“Your life will shake in the process of maturing into the person God intends.” Peter Scazzero
Remember when you were still a child and every once in a while, you would find yourself doubled over in pain, or feeling discomfort within your body that had no visible source?
I do. I remember well the day that I went to my parents to tell them my body was hurting and I thought something was wrong. Without hesitation my dad stood up from the dining room table where he was sitting with my mom, walked over to where I was standing and took hold of my right arm. He lifted it high in the air, before drawing it out to the side. He then gently tugged on it a few times. He did the same with my left arm. After which he then had me do five jumping jacks. I noticed that while I was jumping he and my mom were exchanging little smiles. When I was still again he informed me that I was going to survive, that the pain I was feeling was growing pains and that they were perfectly normal.
I admit, there was a little part of me that had hoped there was something catastrophically wrong because growing pains should not have worried me so much. Yet, at the same time I was filled with relief that I wasn’t going to need an operation.
Because this was the first time I had heard of growing pains – at least in a context that related to me enough to pay attention – I spent some time wondering about what was going on. That day while mom was in the laundry room I went in and asked her what was happening and why it hurt. She explained to me that as kids mature their bones grow and sometimes when there is a growth spurt the muscles surrounding the bones are stretched and that stretching causes discomfort.
Did I want to go back to the day before when I felt good and had no discomfort? Nope. I was growing, and the excitement that came with knowing I was getting taller made me want to grow more, despite the groaning of my muscles.
This morning as I reflected on the discussion yesterday I wanted to find a couple of other examples that may be a little less overwhelming. Elijah, a hard-working man who was unafraid to challenge prophets, who spent his life speaking to people found himself out in the wilderness alone with nothing, confined to a small stream and living off of bread and meat provided by God through ravens. Jeremiah continually wrestled with loneliness, insecurity and discouragement.
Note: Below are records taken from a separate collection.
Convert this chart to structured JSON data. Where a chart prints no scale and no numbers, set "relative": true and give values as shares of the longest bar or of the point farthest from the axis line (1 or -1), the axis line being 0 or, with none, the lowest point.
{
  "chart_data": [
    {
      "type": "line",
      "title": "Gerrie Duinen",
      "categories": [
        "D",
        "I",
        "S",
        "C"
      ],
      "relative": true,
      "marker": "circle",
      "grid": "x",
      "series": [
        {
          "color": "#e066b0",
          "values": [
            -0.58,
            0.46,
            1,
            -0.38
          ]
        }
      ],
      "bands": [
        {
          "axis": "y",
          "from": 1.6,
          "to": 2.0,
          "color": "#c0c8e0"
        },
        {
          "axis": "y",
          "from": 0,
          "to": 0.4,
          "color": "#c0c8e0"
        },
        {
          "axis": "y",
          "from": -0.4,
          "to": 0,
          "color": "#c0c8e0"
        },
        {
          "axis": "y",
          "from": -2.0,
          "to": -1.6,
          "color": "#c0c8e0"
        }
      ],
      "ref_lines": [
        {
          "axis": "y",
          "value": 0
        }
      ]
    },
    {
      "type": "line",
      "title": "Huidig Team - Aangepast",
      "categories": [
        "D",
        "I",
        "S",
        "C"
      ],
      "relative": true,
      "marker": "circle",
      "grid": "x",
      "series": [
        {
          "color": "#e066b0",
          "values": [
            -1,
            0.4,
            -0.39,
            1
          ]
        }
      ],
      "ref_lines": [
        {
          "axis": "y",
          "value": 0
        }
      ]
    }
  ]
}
David struggled with guilt and shame over his sins, and feelings of deep despair over the loss of his sons. There are countless other accounts of people in the Bible who struggled with many of the same difficulties we struggle with today. And they are there in scripture to offer us encouragement, hope, and understanding.
Suffering will come, hardship will come, pain will come for everyone. For those with hope in the Lord we have the assurance that no matter the outcome we will grow!
1 Peter 1:3-9 3 Praise be to the God and Father of our Lord Jesus Christ! In his great mercy he has given us new birth into a living hope through the resurrection of Jesus Christ from the dead, 4 and into an inheritance that can never perish, spoil or fade. This inheritance is kept in heaven for you, 5 who through faith are shielded by God’s power until the coming of the salvation that is ready to be revealed in the last time. 6 In all this you greatly rejoice, though now for a little while you may have had to suffer grief in all kinds of trials. 7 These have come so that the proven genuineness of your faith—of greater worth than gold, which perishes even though refined by fire—may result in praise, glory and honor when Jesus Christ is revealed. 8 Though you have not seen him, you love him; and even though you do not see him now, you believe in him and are filled with an inexpressible and glorious joy, 9 for you are receiving the end result of your faith, the salvation of your souls.